Why this matters for finance AI

The CRITIC loop maps naturally onto the write-back safety problem in Beancount agents. Right now, when an LLM agent proposes a journal entry — say, categorizing a transaction or splitting an expense — there is no principled way for it to verify its own output before committing to disk. CRITIC's architecture suggests a concrete pattern: generate a candidate entry, then run verification against a tool (a balance-check function, a rules engine, a duplicate detector) and use the tool's output to prompt a revision before the write lands.

The toxicity result is an analogy I find useful to restate: a 79.2% reduction in policy violations does not come from the model internalizing the rules — it comes from a classifier that reports violations back to the model. For a Beancount ledger, the equivalent would be a rule-checker that flags double-counted transactions or category violations, and feeds that signal into the agent's revision pass. The agent does not need to independently know the rules are broken; it needs the tool's signal.

The critical limitation for finance is the search-API dependency. Finance agents need verification tools that are domain-specific: account-balance integrity checks, chart-of-accounts validators, tax-rule lookups. A generic web search is unlikely to catch a misclassified expense. Building the right tool layer for CRITIC-style correction in accounting is where the real engineering work is — and the paper does not address domain-specific tool design at all.

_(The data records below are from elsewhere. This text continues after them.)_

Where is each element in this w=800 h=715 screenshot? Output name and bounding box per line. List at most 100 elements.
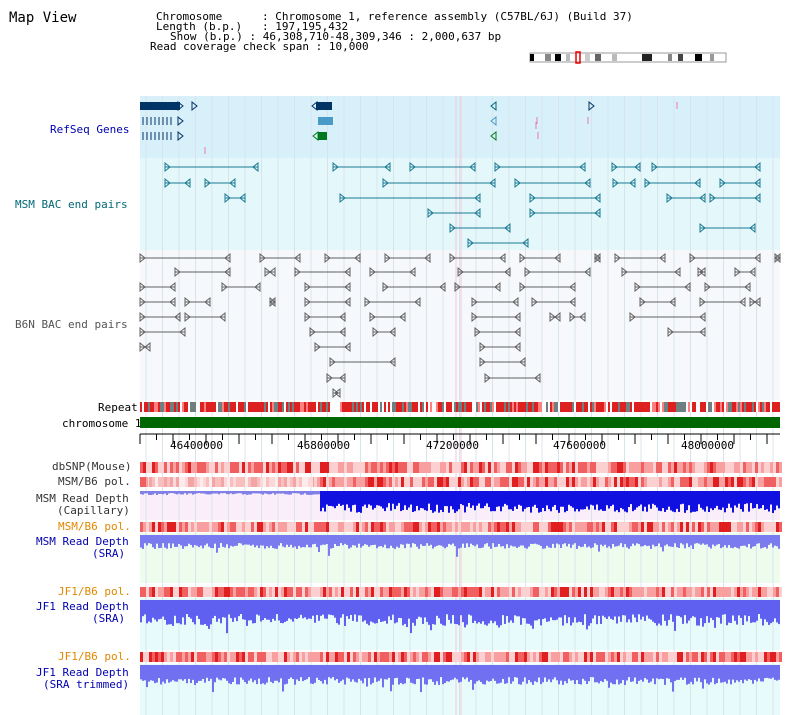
jf1-sra-depth-bar: [196, 600, 198, 616]
b6n-bac-track[interactable]: [139, 252, 781, 399]
dbsnp-heat-cell: [602, 462, 605, 473]
repeat-track[interactable]: [140, 402, 780, 412]
capillary-depth-bar: [770, 491, 772, 505]
repeat-segment: [268, 402, 270, 412]
msm-pol-heat-cell: [335, 477, 338, 487]
jf1-pol2-heat-cell: [362, 652, 365, 662]
jf1-pol-heat-cell: [779, 587, 782, 597]
chromosome-ideogram[interactable]: [529, 51, 727, 64]
dbsnp-heat-cell: [461, 462, 464, 473]
jf1-pol2-heat-cell: [191, 652, 194, 662]
jf1-pol2-heat-cell: [758, 652, 761, 662]
msm-pol-heat-cell: [632, 477, 635, 487]
track-label-msm-depth-sra-line1: MSM Read Depth: [36, 535, 129, 548]
jf1-sra-depth-bar: [182, 600, 184, 618]
msm-sra-depth-bar: [678, 535, 680, 548]
dbsnp-heat-cell: [203, 462, 206, 473]
jf1-pol-heat-cell: [302, 587, 305, 597]
jf1-trim-depth-bar: [668, 665, 670, 679]
jf1-trim-depth-bar: [458, 665, 460, 683]
jf1-pol-heat-cell: [269, 587, 272, 597]
jf1-pol2-heat-cell: [626, 652, 629, 662]
dbsnp-heat-cell: [680, 462, 683, 473]
dbsnp-heat-cell: [293, 462, 296, 473]
capillary-depth-bar: [482, 491, 484, 509]
jf1-sra-depth-bar: [402, 600, 404, 626]
jf1-pol2-heat-cell: [548, 652, 551, 662]
jf1-trim-depth-bar: [546, 665, 548, 682]
msm-sra-depth-bar: [446, 535, 448, 547]
jf1-trim-depth-bar: [736, 665, 738, 681]
capillary-depth-bar: [370, 491, 372, 506]
jf1-pol-heat-cell: [383, 587, 386, 597]
read-depth-tracks[interactable]: [140, 491, 780, 693]
repeat-segment: [432, 402, 434, 412]
jf1-trim-depth-bar: [234, 665, 236, 678]
repeat-segment: [272, 402, 274, 412]
polymorphism-heat-tracks[interactable]: [140, 462, 782, 662]
refseq-genes-track[interactable]: [140, 100, 678, 154]
jf1-trim-depth-bar: [276, 665, 278, 681]
msm-pol-heat-cell: [527, 477, 530, 487]
capillary-depth-bar: [598, 491, 600, 511]
msm-sra-depth-bar: [468, 535, 470, 548]
repeat-segment: [538, 402, 540, 412]
jf1-trim-depth-bar: [758, 665, 760, 679]
msm-sra-depth-bar: [668, 535, 670, 547]
jf1-trim-depth-bar: [468, 665, 470, 682]
msm-sra-depth-bar: [260, 535, 262, 546]
msm-sra-depth-bar: [538, 535, 540, 545]
jf1-sra-depth-bar: [172, 600, 174, 626]
repeat-segment: [496, 402, 498, 412]
capillary-depth-bar: [448, 491, 450, 513]
jf1-sra-depth-bar: [576, 600, 578, 623]
dbsnp-heat-cell: [425, 462, 428, 473]
msm-pol2-heat-cell: [167, 522, 170, 532]
jf1-pol-heat-cell: [362, 587, 365, 597]
jf1-pol-heat-cell: [545, 587, 548, 597]
jf1-sra-depth-bar: [400, 600, 402, 619]
jf1-sra-depth-bar: [650, 600, 652, 620]
msm-bac-track[interactable]: [164, 161, 761, 249]
repeat-segment: [434, 402, 436, 412]
read-arrow: [224, 252, 231, 264]
msm-sra-depth-bar: [448, 535, 450, 544]
jf1-pol2-heat-cell: [593, 652, 596, 662]
msm-sra-depth-bar: [166, 535, 168, 549]
jf1-sra-depth-bar: [466, 600, 468, 625]
msm-sra-depth-bar: [236, 535, 238, 546]
jf1-sra-depth-bar: [502, 600, 504, 616]
jf1-sra-depth-bar: [712, 600, 714, 621]
chromosome-bar[interactable]: [140, 417, 780, 428]
jf1-trim-depth-bar: [672, 665, 674, 692]
ideogram-band: [555, 54, 561, 61]
msm-sra-depth-bar: [530, 535, 532, 544]
jf1-trim-depth-bar: [422, 665, 424, 678]
capillary-depth-bar: [320, 491, 322, 512]
msm-pol2-heat-cell: [281, 522, 284, 532]
jf1-trim-depth-bar: [474, 665, 476, 684]
repeat-segment: [182, 402, 184, 412]
jf1-trim-depth-bar: [466, 665, 468, 678]
repeat-segment: [426, 402, 428, 412]
jf1-pol-heat-cell: [341, 587, 344, 597]
capillary-depth-bar: [160, 491, 162, 494]
capillary-depth-bar: [652, 491, 654, 504]
dbsnp-heat-cell: [248, 462, 251, 473]
dbsnp-heat-cell: [515, 462, 518, 473]
repeat-segment: [428, 402, 430, 412]
msm-pol-heat-cell: [731, 477, 734, 487]
jf1-pol-heat-cell: [764, 587, 767, 597]
msm-sra-depth-bar: [608, 535, 610, 547]
msm-sra-depth-bar: [478, 535, 480, 549]
gene-block: [318, 117, 333, 125]
jf1-pol2-heat-cell: [557, 652, 560, 662]
jf1-sra-depth-bar: [728, 600, 730, 623]
repeat-segment: [328, 402, 330, 412]
msm-sra-depth-bar: [710, 535, 712, 549]
capillary-depth-bar: [596, 491, 598, 505]
read-arrow: [699, 266, 706, 278]
msm-pol2-heat-cell: [290, 522, 293, 532]
msm-pol2-heat-cell: [260, 522, 263, 532]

  • "Large Language Models Cannot Self-Correct Reasoning Yet" (Huang et al., 2023, arXiv:2310.01798) — the direct empirical argument that intrinsic self-correction fails; should be read alongside CRITIC since they triangulate the same mechanism from opposite directions.
  • "Tree of Thoughts: Deliberate Problem Solving with Large Language Models" (Yao et al., NeurIPS 2023, arXiv:2305.10601) — extends the single-path critique-and-correct idea to a search tree over intermediate steps; relevant for multi-step reconciliation where the agent needs to explore and backtrack.
  • "ToolBench: Facilitating Large Language Models in Mastering 16000+ Real-world APIs" (Qin et al., 2023, arXiv:2307.16789) — examines how agents learn to select and chain tool calls, which is the upstream problem CRITIC takes for granted.